Akşener daha sonra "Lütfü bey hatasını gördü özür diledi" diyerek Türkkan'ı kurtarmaya çalışacak, Grup Başkanvekilliği'nden istifasını isteyerek adeta gaz alacak.
Sabah Gazetesi yazarı Mahmut Övür söz konusu skandal olayla ilgili bir yazı kaleme aldı. İşte Övür'ün o yazısı...
Siyasette seviyeyi düşürenler, hakaret edenler, hatta Alev Alatlı hocanın deyişiyle paçozlaşanlar oldu ama bu dönemdeki kadar aşağılık bir noktaya ulaşmadı.
Sadece bir iki kişi olsa istisna der geçilirdi. Ama öyle değil, muhalefet cephesinde yer alan parti başkanından milletvekiline, belediye başkanından fondaş medyacısına kadar çoğunluğu pervasız ve saygısız bir dile sahip. Bu tesadüf olamaz.
Hepsinin ortak özelliği "kaybetmiş" olmaları... Vesayet rejimi yıkıldığı için ne yapacaklarını şaşırdılar. Yenildikçe öfkelenen, küçük iktidarları ellerinden gidince nefret üreten, ötekini küçümseyen bir siyasetçi sınıfıyla karşı karşıyayız. Eski Türkiye'nin son kalıntıları bunlar.
CHP gibi köklü bir partinin savrulduğu ortada. İP zaten tutunamayanlardan oluşan, toplama bir parti... Hangi ilkeler etrafında bir arada oldukları bile belli değil.
Bu yüzden ne ölçü kaldı, ne de değer...
Bu konuda birinciliği, CHP Genel Başkanı Kemal Kılıçdaroğlu kimselere bırakmış değil. Son dönemde ona, sadece kendi partisindeki meczuplar değil, İP Genel Başkanı Meral Akşener ve İP'li siyasi aktörler de eşlik ediyor.
Muhalefetteki bu çirkin yarış, topluma umut verecek siyaset üretmekte değil, iktidara veya kendisi gibi düşünmeyenlere hakaret etmekte sürüyor.
Önceki gün bu rezil hakaret yarışının en uç ve pespaye örneğine tanık olduk. Bir şehit yakını, İP Genel Başkanı Akşener'e esnaf ziyareti sırasında HDP nedeniyle soru soran, sorgulayan doğal bir tepki veriyor. Hemen devreye nüfuz peşinde koşmasıyla meşhur ve daha önce bir gazeteciyi dövdürten İP Grup Başkanvekili Lütfü Türkkan giriyor. Şehit yakınının boynuna sarılıyor ve konuşmaya başlıyor. O an insan, "Bu kadar samimi davrandığına göre herhalde o vatandaşı ikna edecek, gönlünü kazanacak" diye bakıyor.

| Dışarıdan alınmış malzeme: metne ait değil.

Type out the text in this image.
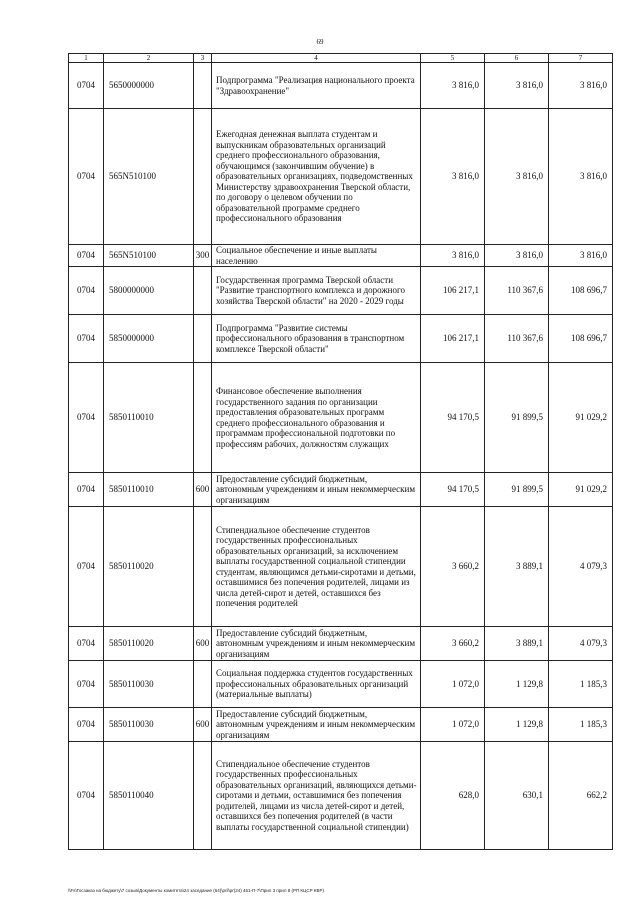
69
1	2	3	4	5	6	7
0704	5650000000		Подпрограмма "Реализация национального проекта "Здравоохранение"	3 816,0	3 816,0	3 816,0
0704	565N510100		Ежегодная денежная выплата студентам и выпускникам образовательных организаций среднего профессионального образования, обучающимся (закончившим обучение) в образовательных организациях, подведомственных Министерству здравоохранения Тверской области, по договору о целевом обучении по образовательной программе среднего профессионального образования	3 816,0	3 816,0	3 816,0
0704	565N510100	300	Социальное обеспечение и иные выплаты населению	3 816,0	3 816,0	3 816,0
0704	5800000000		Государственная программа Тверской области "Развитие транспортного комплекса и дорожного хозяйства Тверской области" на 2020 - 2029 годы	106 217,1	110 367,6	108 696,7
0704	5850000000		Подпрограмма "Развитие системы профессионального образования в транспортном комплексе Тверской области"	106 217,1	110 367,6	108 696,7
0704	5850110010		Финансовое обеспечение выполнения государственного задания по организации предоставления образовательных программ среднего профессионального образования и программам профессиональной подготовки по профессиям рабочих, должностям служащих	94 170,5	91 899,5	91 029,2
0704	5850110010	600	Предоставление субсидий бюджетным, автономным учреждениям и иным некоммерческим организациям	94 170,5	91 899,5	91 029,2
0704	5850110020		Стипендиальное обеспечение студентов государственных профессиональных образовательных организаций, за исключением выплаты государственной социальной стипендии студентам, являющимся детьми-сиротами и детьми, оставшимися без попечения родителей, лицами из числа детей-сирот и детей, оставшихся без попечения родителей	3 660,2	3 889,1	4 079,3
0704	5850110020	600	Предоставление субсидий бюджетным, автономным учреждениям и иным некоммерческим организациям	3 660,2	3 889,1	4 079,3
0704	5850110030		Социальная поддержка студентов государственных профессиональных образовательных организаций (материальные выплаты)	1 072,0	1 129,8	1 185,3
0704	5850110030	600	Предоставление субсидий бюджетным, автономным учреждениям и иным некоммерческим организациям	1 072,0	1 129,8	1 185,3
0704	5850110040		Стипендиальное обеспечение студентов государственных профессиональных образовательных организаций, являющихся детьми-сиротами и детьми, оставшимися без попечения родителей, лицами из числа детей-сирот и детей, оставшихся без попечения родителей (в части выплаты государственной социальной стипендии)	628,0	630,1	662,2
\\Fs\Госзаказ на бюджету\7 созыв\Документы комитета\24 заседание (64)\pril\pr(24) 461-П-7\Прил 3 прил 8 (РП КЦСР КВР)
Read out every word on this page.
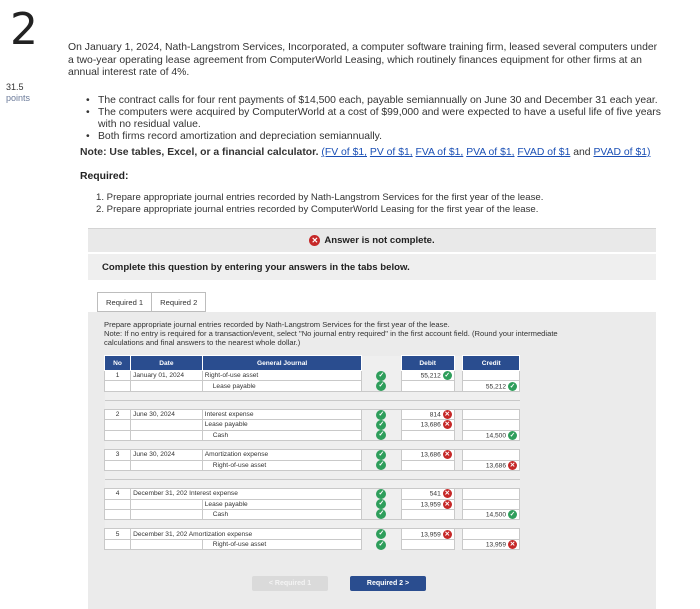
2
31.5
points
On January 1, 2024, Nath-Langstrom Services, Incorporated, a computer software training firm, leased several computers under a two-year operating lease agreement from ComputerWorld Leasing, which routinely finances equipment for other firms at an annual interest rate of 4%.
• The contract calls for four rent payments of $14,500 each, payable semiannually on June 30 and December 31 each year.
• The computers were acquired by ComputerWorld at a cost of $99,000 and were expected to have a useful life of five years with no residual value.
• Both firms record amortization and depreciation semiannually.
Note: Use tables, Excel, or a financial calculator. (FV of $1, PV of $1, FVA of $1, PVA of $1, FVAD of $1 and PVAD of $1)
Required:
1. Prepare appropriate journal entries recorded by Nath-Langstrom Services for the first year of the lease.
2. Prepare appropriate journal entries recorded by ComputerWorld Leasing for the first year of the lease.
✕ Answer is not complete.
Complete this question by entering your answers in the tabs below.
Required 1	Required 2
Prepare appropriate journal entries recorded by Nath-Langstrom Services for the first year of the lease.
Note: If no entry is required for a transaction/event, select "No journal entry required" in the first account field. (Round your intermediate calculations and final answers to the nearest whole dollar.)
No	Date	General Journal		Debit		Credit
1	January 01, 2024	Right-of-use asset	✓	55,212 ✓		
		Lease payable	✓			55,212 ✓

2	June 30, 2024	Interest expense	✓	814 ✕		
		Lease payable	✓	13,686 ✕		
		Cash	✓			14,500 ✓

3	June 30, 2024	Amortization expense	✓	13,686 ✕		
		Right-of-use asset	✓			13,686 ✕

4	December 31, 202 Interest expense		✓	541 ✕		
		Lease payable	✓	13,959 ✕		
		Cash	✓			14,500 ✓

5	December 31, 202 Amortization expense		✓	13,959 ✕		
		Right-of-use asset	✓			13,959 ✕
< Required 1	Required 2 >
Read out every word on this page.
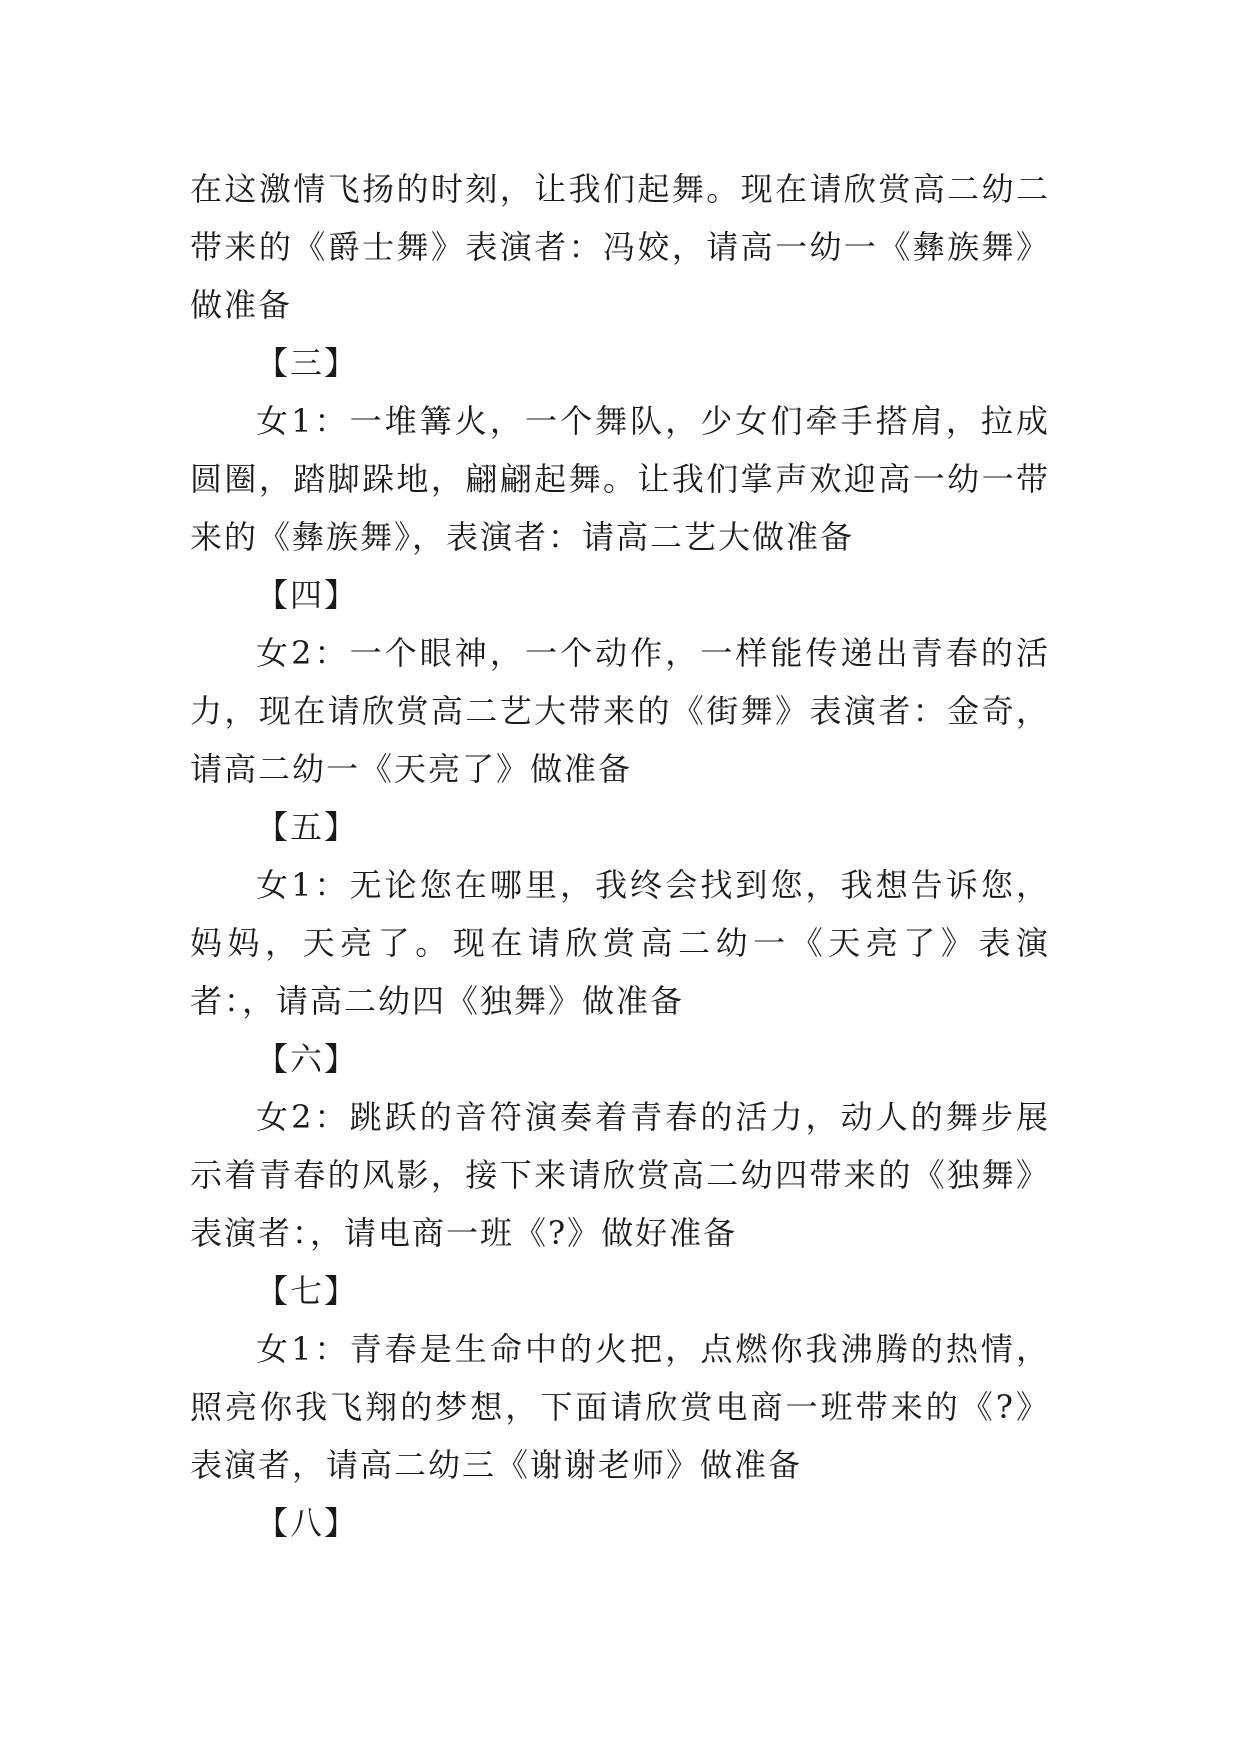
在这激情飞扬的时刻，让我们起舞。现在请欣赏高二幼二带来的《爵士舞》表演者：冯姣，请高一幼一《彝族舞》做准备

【三】

女1：一堆篝火，一个舞队，少女们牵手搭肩，拉成圆圈，踏脚跺地，翩翩起舞。让我们掌声欢迎高一幼一带来的《彝族舞》，表演者：请高二艺大做准备

【四】

女2：一个眼神，一个动作，一样能传递出青春的活力，现在请欣赏高二艺大带来的《街舞》表演者：金奇，请高二幼一《天亮了》做准备

【五】

女1：无论您在哪里，我终会找到您，我想告诉您，妈妈，天亮了。现在请欣赏高二幼一《天亮了》表演者：，请高二幼四《独舞》做准备

【六】

女2：跳跃的音符演奏着青春的活力，动人的舞步展示着青春的风影，接下来请欣赏高二幼四带来的《独舞》表演者：，请电商一班《?》做好准备

【七】

女1：青春是生命中的火把，点燃你我沸腾的热情，照亮你我飞翔的梦想，下面请欣赏电商一班带来的《?》表演者，请高二幼三《谢谢老师》做准备

【八】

Ama ne mümkün... Türkkan, bırakın kirlettiği "iyi" kavramını, "kötü" bile denemeyecek aşağılık bir tavır sergileyerek şehit yakınına küfrediyor.
İnşan dehşet içinde kalıyor. Ama adam sonra, daha dehşet verici bir arsızlık yapıyor.
Sanki o sözler ağzından çıkmamış gibi şöyle bir tweet atıyor:
"Provokasyon için gönderdiğiniz adamların oyunu bitmedi bir türlü. Bu kez de Akşener'e sosyal medyada küfür ettiği için ceza alan bir provokatöre bırakın herhangi bir kötü ifadeyi, aksine kendisine sarılarak birlikte yürüdüğüm halde bu kez 'ağır küfür etti' diye yayınlamışsınız."
Şu hale bakın, ne kadar rahat yalan söylüyor. "Provokasyon" diyor, herhangi bir "kötü ifade" kullanmadığını, hatta "ağır küfür" yediğini söylüyor. Rahatlığa bakar mısınız? Kayıt olmasaydı bunu yutturacaktı tabii.
Tam bir FETÖ'cü tavrı. Hatırlayın, darbeci bir FETÖ'cü kamera görüntülerinde göründüğü halde, "O ben değilim" demişti.
Bu da İP'çilerin FETÖ'cülerle neden daha iyi anlaştıklarını göstermiyor mu?
Bütün bunlardan sonra özür videosu yayınladı ama o da şehit yakınından değil kendi genel başkanından. Güç ve nüfuz için bu rezilliğe değer mi?
Belki istifa edersen kendinin değilse bile milletvekilliğinin şerefini kurtarırsın.
Tabii CHP ve İP sustuğu sürece senin istifa etmenin de bir anlamı yok.